戦国時代、駿河国(今の静岡県)の今川義元は、
竹千代(後の徳川家康)を人質にとりました。
義元は家来に対し、「竹千代には、むごい教育をせよ。」
と命じたのです。
義元の考えを知らない家来は、竹千代に粗末な食事を与え
ほとんど休みなしで武術を教え込む生活をさせたのです。
これを聞いた義元は大変怒り、このように言ったのです。
「人質の竹千代には朝から晩まで、
海の幸や山の幸あふれる贅沢なご馳走を好きなだけ与えてやれ。
寝たいと言ったらいつでもいくらでも寝かせてやれ。
夏は暑くないように、冬は寒くないようにしてやれ。
学問が嫌だと言うならやらせるな。
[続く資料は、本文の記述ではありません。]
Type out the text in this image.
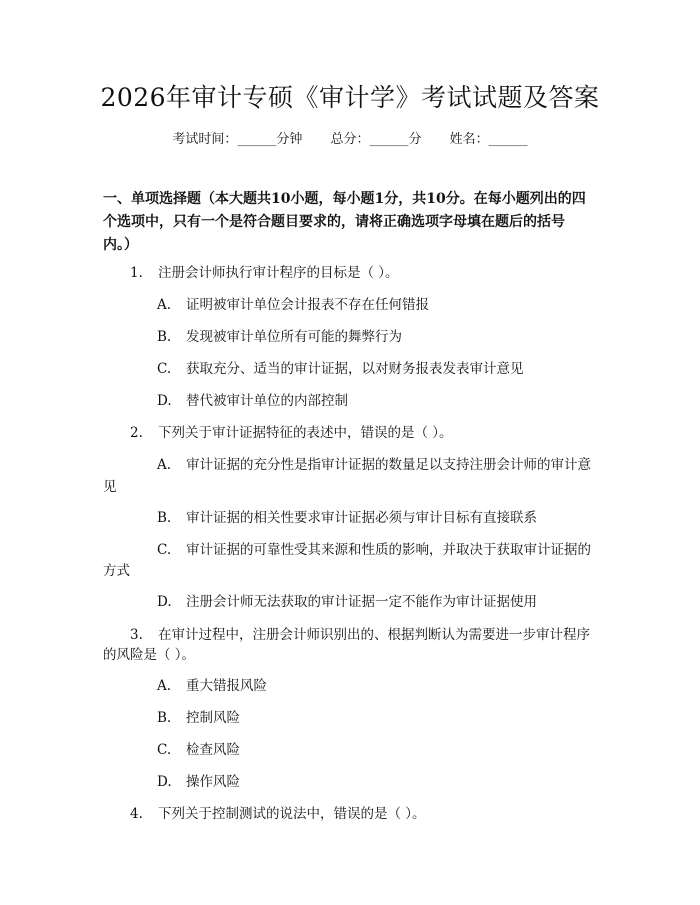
2026年审计专硕《审计学》考试试题及答案
考试时间：______分钟 总分：______分 姓名：______
一、单项选择题（本大题共10小题，每小题1分，共10分。在每小题列出的四
个选项中，只有一个是符合题目要求的，请将正确选项字母填在题后的括号
内。）
1. 注册会计师执行审计程序的目标是（ ）。
A. 证明被审计单位会计报表不存在任何错报
B. 发现被审计单位所有可能的舞弊行为
C. 获取充分、适当的审计证据，以对财务报表发表审计意见
D. 替代被审计单位的内部控制
2. 下列关于审计证据特征的表述中，错误的是（ ）。
A. 审计证据的充分性是指审计证据的数量足以支持注册会计师的审计意
见
B. 审计证据的相关性要求审计证据必须与审计目标有直接联系
C. 审计证据的可靠性受其来源和性质的影响，并取决于获取审计证据的
方式
D. 注册会计师无法获取的审计证据一定不能作为审计证据使用
3. 在审计过程中，注册会计师识别出的、根据判断认为需要进一步审计程序
的风险是（ ）。
A. 重大错报风险
B. 控制风险
C. 检查风险
D. 操作风险
4. 下列关于控制测试的说法中，错误的是（ ）。
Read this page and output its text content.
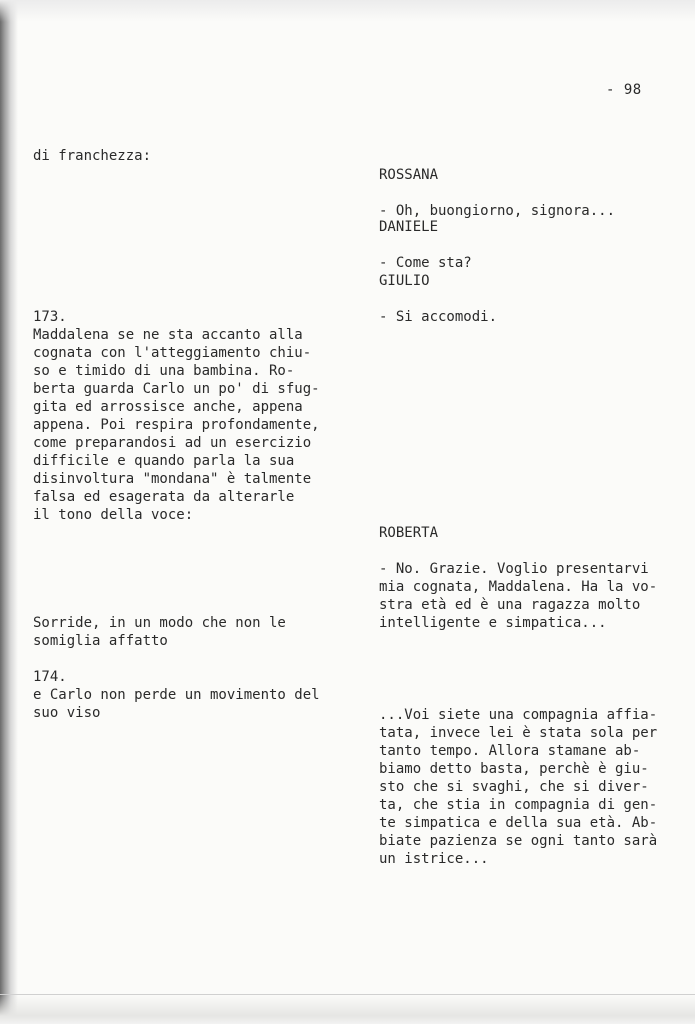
- 98
di franchezza:
173.
Maddalena se ne sta accanto alla
cognata con l'atteggiamento chiu-
so e timido di una bambina. Ro-
berta guarda Carlo un po' di sfug-
gita ed arrossisce anche, appena
appena. Poi respira profondamente,
come preparandosi ad un esercizio
difficile e quando parla la sua
disinvoltura "mondana" è talmente
falsa ed esagerata da alterarle
il tono della voce:
Sorride, in un modo che non le
somiglia affatto
174.
e Carlo non perde un movimento del
suo viso

ROSSANA

- Oh, buongiorno, signora...

DANIELE

- Come sta?

GIULIO

- Si accomodi.

ROBERTA

- No. Grazie. Voglio presentarvi
mia cognata, Maddalena. Ha la vo-
stra età ed è una ragazza molto
intelligente e simpatica...

...Voi siete una compagnia affia-
tata, invece lei è stata sola per
tanto tempo. Allora stamane ab-
biamo detto basta, perchè è giu-
sto che si svaghi, che si diver-
ta, che stia in compagnia di gen-
te simpatica e della sua età. Ab-
biate pazienza se ogni tanto sarà
un istrice...
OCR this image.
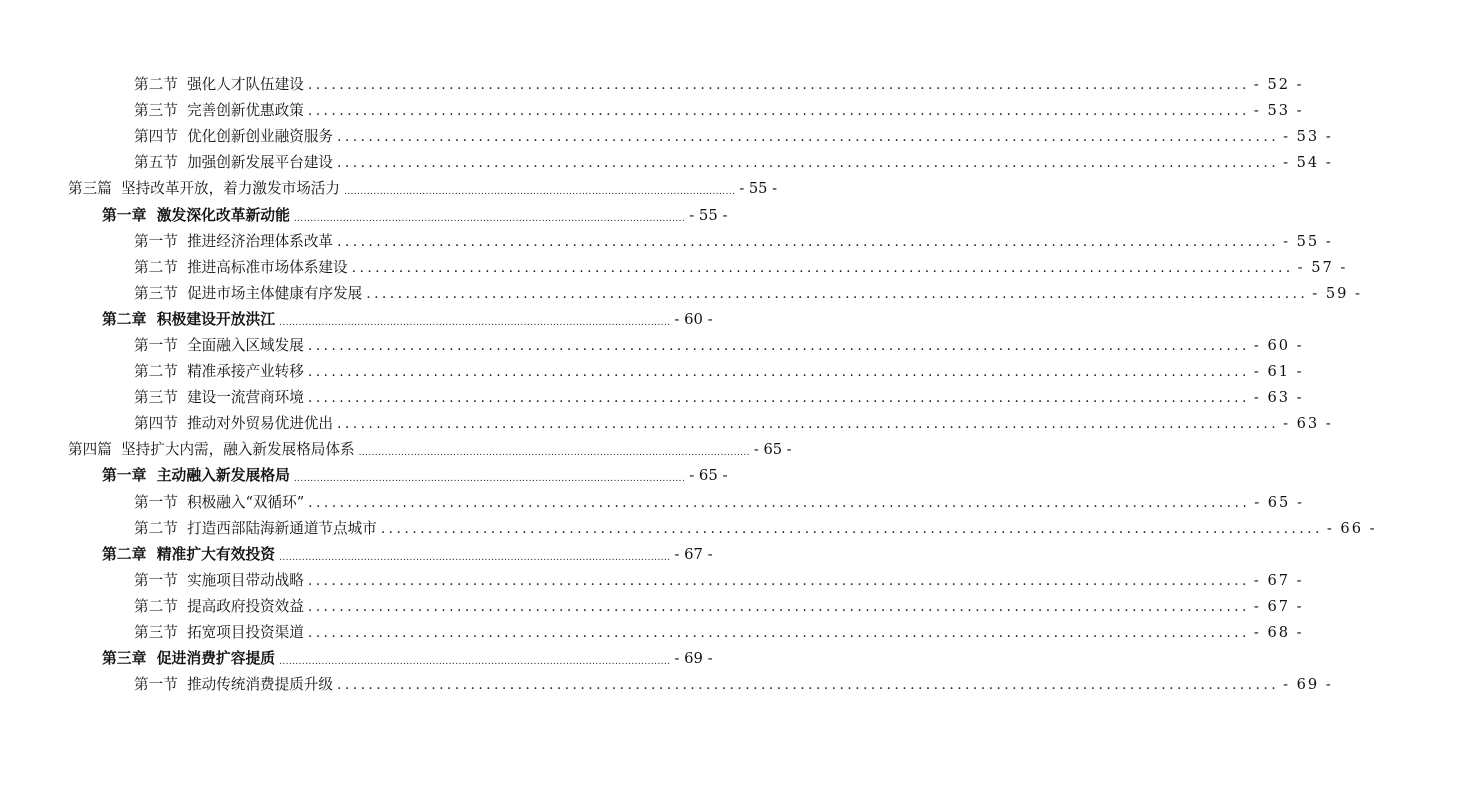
第二节 强化人才队伍建设 ........................................................................................................................ - 52 -
第三节 完善创新优惠政策 ........................................................................................................................ - 53 -
第四节 优化创新创业融资服务 ........................................................................................................................ - 53 -
第五节 加强创新发展平台建设 ........................................................................................................................ - 54 -
第三篇 坚持改革开放，着力激发市场活力 ........................................................................................................................ - 55 -
第一章 激发深化改革新动能 ........................................................................................................................ - 55 -
第一节 推进经济治理体系改革 ........................................................................................................................ - 55 -
第二节 推进高标准市场体系建设 ........................................................................................................................ - 57 -
第三节 促进市场主体健康有序发展 ........................................................................................................................ - 59 -
第二章 积极建设开放洪江 ........................................................................................................................ - 60 -
第一节 全面融入区域发展 ........................................................................................................................ - 60 -
第二节 精准承接产业转移 ........................................................................................................................ - 61 -
第三节 建设一流营商环境 ........................................................................................................................ - 63 -
第四节 推动对外贸易优进优出 ........................................................................................................................ - 63 -
第四篇 坚持扩大内需，融入新发展格局体系 ........................................................................................................................ - 65 -
第一章 主动融入新发展格局 ........................................................................................................................ - 65 -
第一节 积极融入“双循环” ........................................................................................................................ - 65 -
第二节 打造西部陆海新通道节点城市 ........................................................................................................................ - 66 -
第二章 精准扩大有效投资 ........................................................................................................................ - 67 -
第一节 实施项目带动战略 ........................................................................................................................ - 67 -
第二节 提高政府投资效益 ........................................................................................................................ - 67 -
第三节 拓宽项目投资渠道 ........................................................................................................................ - 68 -
第三章 促进消费扩容提质 ........................................................................................................................ - 69 -
第一节 推动传统消费提质升级 ........................................................................................................................ - 69 -
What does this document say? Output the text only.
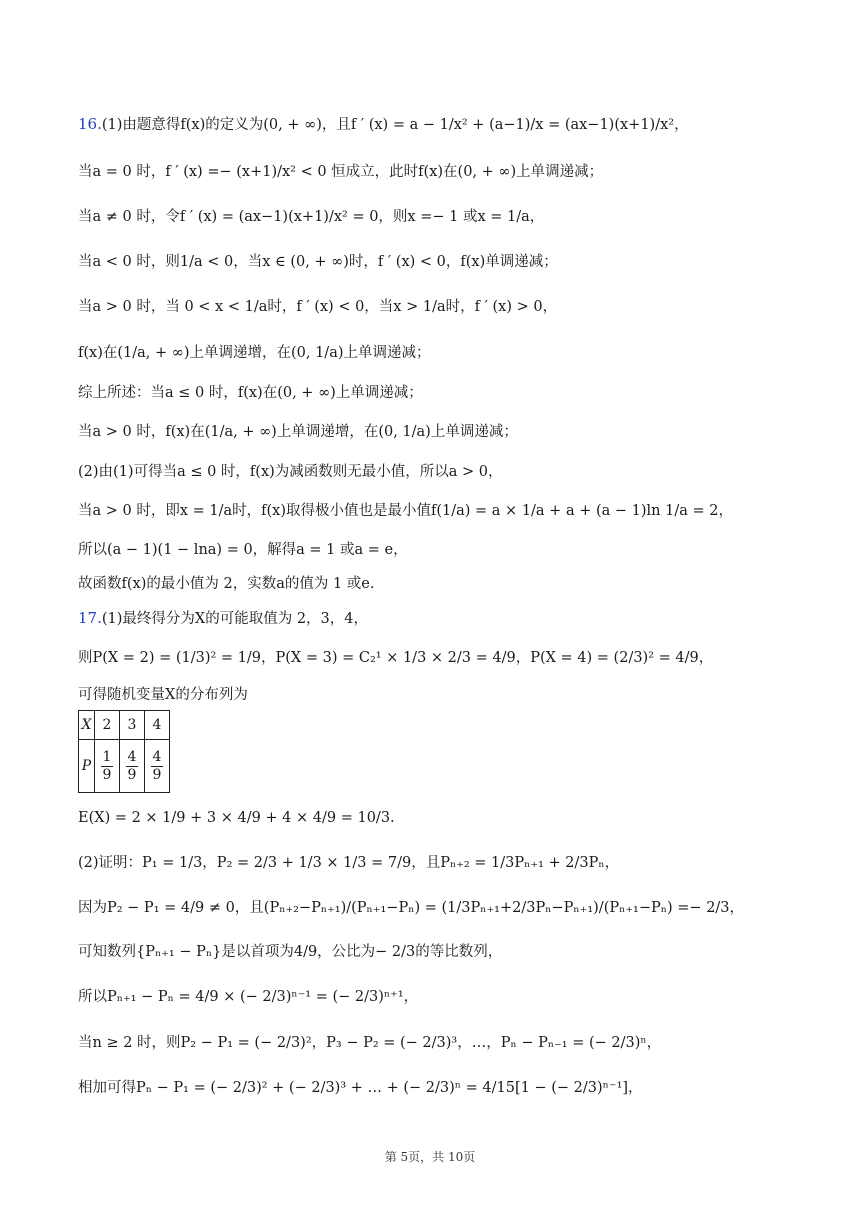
16.(1)由题意得f(x)的定义为(0, + ∞)，且f ′ (x) = a − 1/x² + (a−1)/x = (ax−1)(x+1)/x²，
当a = 0 时，f ′ (x) =− (x+1)/x² < 0 恒成立，此时f(x)在(0, + ∞)上单调递减；
当a ≠ 0 时，令f ′ (x) = (ax−1)(x+1)/x² = 0，则x =− 1 或x = 1/a，
当a < 0 时，则1/a < 0，当x ∈ (0, + ∞)时，f ′ (x) < 0，f(x)单调递减；
当a > 0 时，当 0 < x < 1/a时，f ′ (x) < 0，当x > 1/a时，f ′ (x) > 0，
f(x)在(1/a, + ∞)上单调递增，在(0, 1/a)上单调递减；
综上所述：当a ≤ 0 时，f(x)在(0, + ∞)上单调递减；
当a > 0 时，f(x)在(1/a, + ∞)上单调递增，在(0, 1/a)上单调递减；
(2)由(1)可得当a ≤ 0 时，f(x)为减函数则无最小值，所以a > 0，
当a > 0 时，即x = 1/a时，f(x)取得极小值也是最小值f(1/a) = a × 1/a + a + (a − 1)ln 1/a = 2，
所以(a − 1)(1 − lna) = 0，解得a = 1 或a = e，
故函数f(x)的最小值为 2，实数a的值为 1 或e.
17.(1)最终得分为X的可能取值为 2，3，4，
则P(X = 2) = (1/3)² = 1/9，P(X = 3) = C₂¹ × 1/3 × 2/3 = 4/9，P(X = 4) = (2/3)² = 4/9，
可得随机变量X的分布列为
X	2	3	4
P	$\frac{1}{9}$	$\frac{4}{9}$	$\frac{4}{9}$
E(X) = 2 × 1/9 + 3 × 4/9 + 4 × 4/9 = 10/3.
(2)证明：P₁ = 1/3，P₂ = 2/3 + 1/3 × 1/3 = 7/9，且Pₙ₊₂ = 1/3Pₙ₊₁ + 2/3Pₙ，
因为P₂ − P₁ = 4/9 ≠ 0，且(Pₙ₊₂−Pₙ₊₁)/(Pₙ₊₁−Pₙ) = (1/3Pₙ₊₁+2/3Pₙ−Pₙ₊₁)/(Pₙ₊₁−Pₙ) =− 2/3，
可知数列{Pₙ₊₁ − Pₙ}是以首项为4/9，公比为− 2/3的等比数列，
所以Pₙ₊₁ − Pₙ = 4/9 × (− 2/3)ⁿ⁻¹ = (− 2/3)ⁿ⁺¹，
当n ≥ 2 时，则P₂ − P₁ = (− 2/3)²，P₃ − P₂ = (− 2/3)³，…，Pₙ − Pₙ₋₁ = (− 2/3)ⁿ，
相加可得Pₙ − P₁ = (− 2/3)² + (− 2/3)³ + … + (− 2/3)ⁿ = 4/15[1 − (− 2/3)ⁿ⁻¹]，
第 5页，共 10页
何事も、好き勝手にさせたらよい。」
最後に、今川義元はこう言ったのです。
「そのようにすれば、大抵のやつはだめな人間になる。」
やはり、家康も人間なのです。
やりたいことや楽しいこと、楽なことばかりしていては
どんなに素晴らしい資質があったとしても、だめな人間になってしまいます。
本当に“むごい教育”とは、放ったらかしにすることなのです。
お子様の言いなりになることなのです。
私たち講師陣だけでなく、保護者の方もこの意味をしっかり考え、行動していきましょう!